Spending Money in a Biomedical Lab

What type of biomedical research costs the most? That is an interesting question. With the NIH asking for a 20% cut in everyone's grant, our lab has been looking into who spends what, and where can we cut costs. An interesting number set fell out of this internal audit: how much each postdoc in the lab spends ... and there is an interesting trend.

We have basically 3 types of postdocs:

1) Structure biologists.
2) Biochemists.
3) Cell biologists.

So who do you think spends more money each month?

Structure Biologists. Between all the specialized detergents and many little consumables that they go through, they tend to spend way more than anyone else. I would also add that there is an NMR guy in the lab too, and with all the isotope labelling his reagents are by far the most expensive.

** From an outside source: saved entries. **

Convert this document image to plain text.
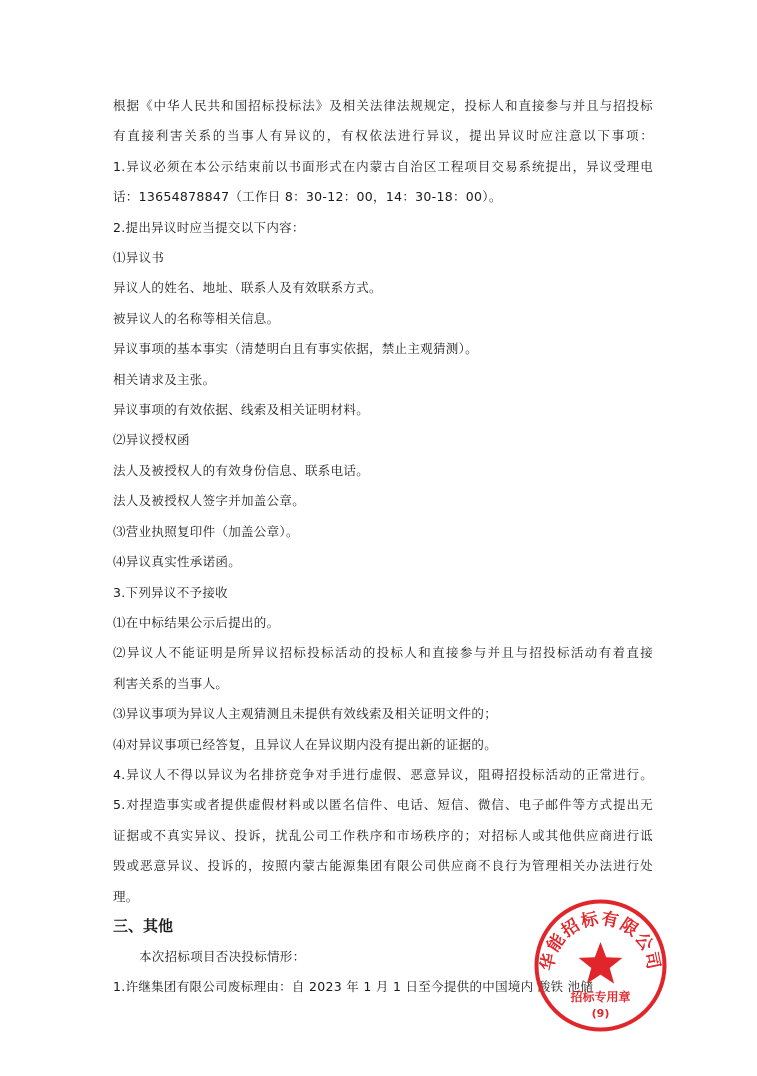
根据《中华人民共和国招标投标法》及相关法律法规规定，投标人和直接参与并且与招投标
有直接利害关系的当事人有异议的，有权依法进行异议，提出异议时应注意以下事项：
1.异议必须在本公示结束前以书面形式在内蒙古自治区工程项目交易系统提出，异议受理电
话：13654878847（工作日 8：30-12：00，14：30-18：00）。
2.提出异议时应当提交以下内容：
⑴异议书
异议人的姓名、地址、联系人及有效联系方式。
被异议人的名称等相关信息。
异议事项的基本事实（清楚明白且有事实依据，禁止主观猜测）。
相关请求及主张。
异议事项的有效依据、线索及相关证明材料。
⑵异议授权函
法人及被授权人的有效身份信息、联系电话。
法人及被授权人签字并加盖公章。
⑶营业执照复印件（加盖公章）。
⑷异议真实性承诺函。
3.下列异议不予接收
⑴在中标结果公示后提出的。
⑵异议人不能证明是所异议招标投标活动的投标人和直接参与并且与招投标活动有着直接
利害关系的当事人。
⑶异议事项为异议人主观猜测且未提供有效线索及相关证明文件的；
⑷对异议事项已经答复，且异议人在异议期内没有提出新的证据的。
4.异议人不得以异议为名排挤竞争对手进行虚假、恶意异议，阻碍招投标活动的正常进行。
5.对捏造事实或者提供虚假材料或以匿名信件、电话、短信、微信、电子邮件等方式提出无
证据或不真实异议、投诉，扰乱公司工作秩序和市场秩序的；对招标人或其他供应商进行诋
毁或恶意异议、投诉的，按照内蒙古能源集团有限公司供应商不良行为管理相关办法进行处
理。
三、其他
本次招标项目否决投标情形：
1.许继集团有限公司废标理由：自 2023 年 1 月 1 日至今提供的中国境内 酸铁 池储
华能招标有限公司
招标专用章
(9)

Now don't get me wrong, I don't blame them, it's partially the cost of structure biology, it's partially the nature of the projects in our lab.

As for the biochemists, they tend to spend the least, that is if they are not sending samples to the mass-spec. Once they've gone into that phase, the cost of doing research rises sharply.

Then there are the cell biologists. With the tissue-culture hood upkeep, it does cost a bit more than the biochemists, but only if the biochemists don't use pre-cast gels. (I run some gels but not as many as the typical biochemist in our lab). In many ways we cell biologists have the biggest startup costs: microscopes, tissue-culture hoods, microinjection setups, needle pullers etc. But once all those items are purchased, it doesn't cost much to keep experimenting. Biochemists and structure biologists also tend to have high statup costs, but this tends to involve the ultra-centrifuge. And then there are things that we all use (PCR machines, table-top centrifuges, SDS-PAGE setups ...) In many cases, you can lower your costs by sharing big equipment with other labs. In my case, I got the department to house and pay for the maintenance and upgrade of the microscope and injection apparatus. Moreover I use another lab's needle puller. So over all I calculated that I don't tend to spend much over an average month.

Ideally we should be spending about 1000$/postdoc per month, right now we're over 1500$ (I personally am probably

OK I should go back to today's "money-down-the-drain" experiments.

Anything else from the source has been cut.